Bei den Recherchen zu meinem Zeitreise-Roman habe ich den niederländischen Maler Isaac van Ostade (1621 – 1649) kennengelernt. Seine Bilder stellen Schlachten und das Leben auf dem Land dar. Nach 1640 zeigen seine Bilder das bäuerliche Leben auf den Straßen und Wirtshausszenen. Solche Motive waren damals bei den Städtern beliebt. Sie fühlten sich den vermeintlich tumben Bauern überlegen und machten sich über ihre lebensfrohe und mitunter naive Art lustig.
Mich beschäftigt seit einiger Zeit das folgende Bild des Malers Isaac van Ostades. Auch hier wird eine Straßenszene dargestellt. Nun gut, der Maler mag seine Fantasie hier und da eingebracht haben, wer weiß das schon? Dieses Bild weist jedoch eine Besonderheit auf, die man ihm nicht sofort ansieht. Das Besondere liegt nämlich jeweils im Auge des Betrachters. Man stellt es erst fest, wenn man einmal mehrere Personen zu dem Bild befragt.
Prinzipalmarkt Münster ca. 1640-1649 vom Maler Isaac van Ostade
- Viele haben sich zuerst die vorderen Gebäude angesehen und eine Ähnlichkeit mit dem Münster von heute entdeckt, wohl wegen der Bogengänge und der Dach-/Giebelform. Aber sie haben auch versucht, die Gemäuer näher zu betrachten – Steinbau damals und heute.
- Andere haben fast sofort die Gebäude im hinteren Bereich des Bildes angeschaut. Deren Stil weicht von dem der vorderen Gebäude ab: Sie sind heller und/oder haben eine andere Bauform. Man möchte zu gerne tiefer in das Bild hineinzoomen.
- Eine weitere Gruppe bleibt konstant bei dem Mann im Vordergrund hängen und fragt sich, was genau er dort macht.
- Wieder andere betrachten die Kirche. Viele kennen die frühere Bauform der St. Lambertikirche ja gar nicht, sodass ein Wiedererkennungseffekt fehlt.

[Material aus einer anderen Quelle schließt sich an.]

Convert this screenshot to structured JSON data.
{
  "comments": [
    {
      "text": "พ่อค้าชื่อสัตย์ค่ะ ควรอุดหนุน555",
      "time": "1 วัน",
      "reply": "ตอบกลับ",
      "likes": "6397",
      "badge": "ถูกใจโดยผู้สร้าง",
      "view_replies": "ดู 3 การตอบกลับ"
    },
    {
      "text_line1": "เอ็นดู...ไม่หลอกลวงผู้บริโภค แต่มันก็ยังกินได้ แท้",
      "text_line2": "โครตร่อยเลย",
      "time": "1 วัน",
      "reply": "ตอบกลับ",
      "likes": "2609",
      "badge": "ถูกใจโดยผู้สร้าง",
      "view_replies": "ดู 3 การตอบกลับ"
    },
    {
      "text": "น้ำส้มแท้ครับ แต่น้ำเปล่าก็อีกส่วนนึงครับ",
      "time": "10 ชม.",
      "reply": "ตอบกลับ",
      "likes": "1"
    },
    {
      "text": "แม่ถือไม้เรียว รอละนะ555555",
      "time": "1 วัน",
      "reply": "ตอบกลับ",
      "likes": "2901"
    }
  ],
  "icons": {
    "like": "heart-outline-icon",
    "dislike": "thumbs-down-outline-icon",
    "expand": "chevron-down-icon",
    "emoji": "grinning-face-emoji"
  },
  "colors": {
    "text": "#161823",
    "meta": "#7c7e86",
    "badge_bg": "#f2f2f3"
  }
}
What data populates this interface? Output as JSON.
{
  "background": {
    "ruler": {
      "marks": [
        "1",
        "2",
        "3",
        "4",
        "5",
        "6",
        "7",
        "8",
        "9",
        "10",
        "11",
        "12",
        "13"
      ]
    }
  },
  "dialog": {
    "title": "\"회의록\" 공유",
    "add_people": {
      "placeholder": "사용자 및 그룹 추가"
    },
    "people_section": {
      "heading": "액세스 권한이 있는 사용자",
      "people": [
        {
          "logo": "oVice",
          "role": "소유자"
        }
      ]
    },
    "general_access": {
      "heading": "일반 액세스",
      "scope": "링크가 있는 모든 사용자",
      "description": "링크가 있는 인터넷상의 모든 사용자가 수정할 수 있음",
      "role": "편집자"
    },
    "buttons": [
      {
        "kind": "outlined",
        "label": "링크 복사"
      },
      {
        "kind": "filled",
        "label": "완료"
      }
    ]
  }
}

Jetzt werde ich natürlich auch sagen, was mich an dem Bild beschäftigt hat, als ich es näher betrachtet habe. Ich bin mit meinen Beobachtungen nicht alleine, viele sehen das Bild mit ähnlichen Augen.
Mir ist der Markt aufgefallen mit vielen Leuten, einfachen Leuten. Menschen, die sich nicht scheuen, sich auf den Boden in den Schmutz zu setzen. Mensch und Tier sind dicht beieinander. Ich frage mich unweigerlich, von woher sie die Waren transportiert haben. Mussten sie einen weiten Weg auf sich nehmen? Das Bild blieb bei mir im Kopf hängen, sodass ich noch oft darüber nachgedacht habe, wie diese Leute wohl gelebt haben. Das Obst und Gemüse, Getreide usw. mussten ja erst einmal auf einem Feld wachsen. Die Saat musste ausgebracht werden, die Ernte eingeholt werden, die Menschen mussten da draußen irgendwie wohnen. Doch wie mögen sie gelebt haben? Beschäftigte Leute habe ich gesehen. Niemand auf dem Bild hat Langeweile, alle sind fleißig. Es sind Leute, die tun, was sie tun müssen. Einfache Menschen, die ihr Leben leben.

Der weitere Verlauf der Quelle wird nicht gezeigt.